Income tax in Scotland is a tax of personal income gained through employment. This is a tax controlled by the Scottish Parliament, and collected by the UK government agency HM Revenue & Customs. 

Since 2017, the Scottish Parliament has had the ability to set income tax rates and bands, apart from the personal allowance. Over the next couple of years, some modest differences developed between income tax rates in Scotland and those elsewhere in the UK.

History
When the devolved Scottish Parliament was set up in 1999, the Scottish Parliament had the power to vary the rate of income tax by 3% (in either direction) from the rates applied in the rest of the UK. This power was specifically authorised by the second question of the 1997 devolution referendum. In any event, no Scottish Government ever chose to use the variable rate, and left tax rates the same as they were in the rest of the UK.

Following the passage of the Scotland Act 2012, the Scottish Parliament was given greater powers over income tax.
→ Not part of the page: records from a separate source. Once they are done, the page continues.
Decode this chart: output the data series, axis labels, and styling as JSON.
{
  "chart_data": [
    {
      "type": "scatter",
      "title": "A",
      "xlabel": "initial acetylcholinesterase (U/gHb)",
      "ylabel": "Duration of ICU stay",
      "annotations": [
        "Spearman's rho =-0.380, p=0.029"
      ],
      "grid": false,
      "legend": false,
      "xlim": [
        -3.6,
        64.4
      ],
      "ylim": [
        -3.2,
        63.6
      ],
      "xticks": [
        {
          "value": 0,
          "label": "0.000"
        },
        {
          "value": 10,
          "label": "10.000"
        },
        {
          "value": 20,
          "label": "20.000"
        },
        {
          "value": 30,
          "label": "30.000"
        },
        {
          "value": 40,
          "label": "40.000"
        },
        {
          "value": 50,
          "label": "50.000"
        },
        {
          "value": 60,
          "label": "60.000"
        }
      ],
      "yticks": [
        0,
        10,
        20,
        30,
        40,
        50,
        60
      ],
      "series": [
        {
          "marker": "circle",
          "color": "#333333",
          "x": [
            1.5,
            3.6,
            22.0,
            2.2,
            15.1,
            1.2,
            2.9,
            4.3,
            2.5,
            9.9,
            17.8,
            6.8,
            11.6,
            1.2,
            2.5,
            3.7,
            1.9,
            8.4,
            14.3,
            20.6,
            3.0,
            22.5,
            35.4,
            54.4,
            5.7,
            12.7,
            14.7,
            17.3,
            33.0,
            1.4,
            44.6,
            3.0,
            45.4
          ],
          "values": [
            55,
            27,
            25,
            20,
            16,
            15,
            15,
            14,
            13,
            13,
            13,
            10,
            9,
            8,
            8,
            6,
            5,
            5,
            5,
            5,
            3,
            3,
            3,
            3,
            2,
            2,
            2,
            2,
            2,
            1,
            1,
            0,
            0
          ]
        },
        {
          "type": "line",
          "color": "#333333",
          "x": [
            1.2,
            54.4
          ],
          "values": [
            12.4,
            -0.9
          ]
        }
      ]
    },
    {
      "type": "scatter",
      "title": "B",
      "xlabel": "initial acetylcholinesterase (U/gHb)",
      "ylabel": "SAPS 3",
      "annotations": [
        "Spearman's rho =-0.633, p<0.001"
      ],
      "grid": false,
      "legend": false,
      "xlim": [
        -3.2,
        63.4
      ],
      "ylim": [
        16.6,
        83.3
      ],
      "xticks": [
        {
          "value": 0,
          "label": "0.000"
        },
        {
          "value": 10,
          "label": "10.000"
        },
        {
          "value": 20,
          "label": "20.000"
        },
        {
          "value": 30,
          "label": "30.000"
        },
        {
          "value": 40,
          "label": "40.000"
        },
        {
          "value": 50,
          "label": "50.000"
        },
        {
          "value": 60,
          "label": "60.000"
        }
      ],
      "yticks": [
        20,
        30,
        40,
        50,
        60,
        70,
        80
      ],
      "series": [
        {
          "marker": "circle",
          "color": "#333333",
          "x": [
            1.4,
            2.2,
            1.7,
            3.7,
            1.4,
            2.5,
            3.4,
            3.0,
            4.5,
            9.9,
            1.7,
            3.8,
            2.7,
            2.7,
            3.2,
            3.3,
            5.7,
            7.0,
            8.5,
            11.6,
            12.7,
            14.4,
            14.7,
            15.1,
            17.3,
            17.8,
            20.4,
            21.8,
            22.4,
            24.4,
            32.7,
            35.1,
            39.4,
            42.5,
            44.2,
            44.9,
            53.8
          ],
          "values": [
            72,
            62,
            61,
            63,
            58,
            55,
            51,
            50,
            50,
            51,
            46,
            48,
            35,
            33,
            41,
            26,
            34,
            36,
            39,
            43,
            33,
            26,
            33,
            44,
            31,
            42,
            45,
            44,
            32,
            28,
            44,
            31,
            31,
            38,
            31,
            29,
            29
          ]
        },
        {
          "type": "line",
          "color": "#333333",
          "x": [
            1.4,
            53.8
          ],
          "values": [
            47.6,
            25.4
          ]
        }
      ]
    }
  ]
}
In the 2016/17 tax year it had to set a Scottish Rate of Income Tax (SRIT). The idea of the power was that the UK tax rate would be reduced by 10%, with the block grant being reduced by an equivalent amount. In 2016/17 the Scottish budget set the SRIT at 10%, which left tax rates at the same level as in the rest of the UK.

The Scotland Act 2016 gave the Scottish Parliament full control over income tax rates and bands, except the personal allowance. In 2017/18, the only notable difference between Scotland and the rest of the UK was that the higher rate limit was frozen in Scotland. In the draft budget for 2018/19, new rates and bands were proposed. The basic rate of 20% was split into three different levels, with a lower starter rate of 19% and higher intermediate rate of 21% being introduced whilst taxes on income in the top two tax bands were increased by 1p in the pound to 41% and 46% respectively.

Tax rates and bands

2017-18
This tax year was the first in which the Scotland Act 2016 was in force, with the first ever differentiated Scottish income tax. The only difference from the rates for the rest of the UK was the threshold for the higher rate (£43,000 as opposed to £45,000).

2018–2023
Two new bands were introduced in 2018, and remained in place with the same rates until the 2022-23 tax year.

From 2023
The higher and top rates are increased by 1% as of April 2023.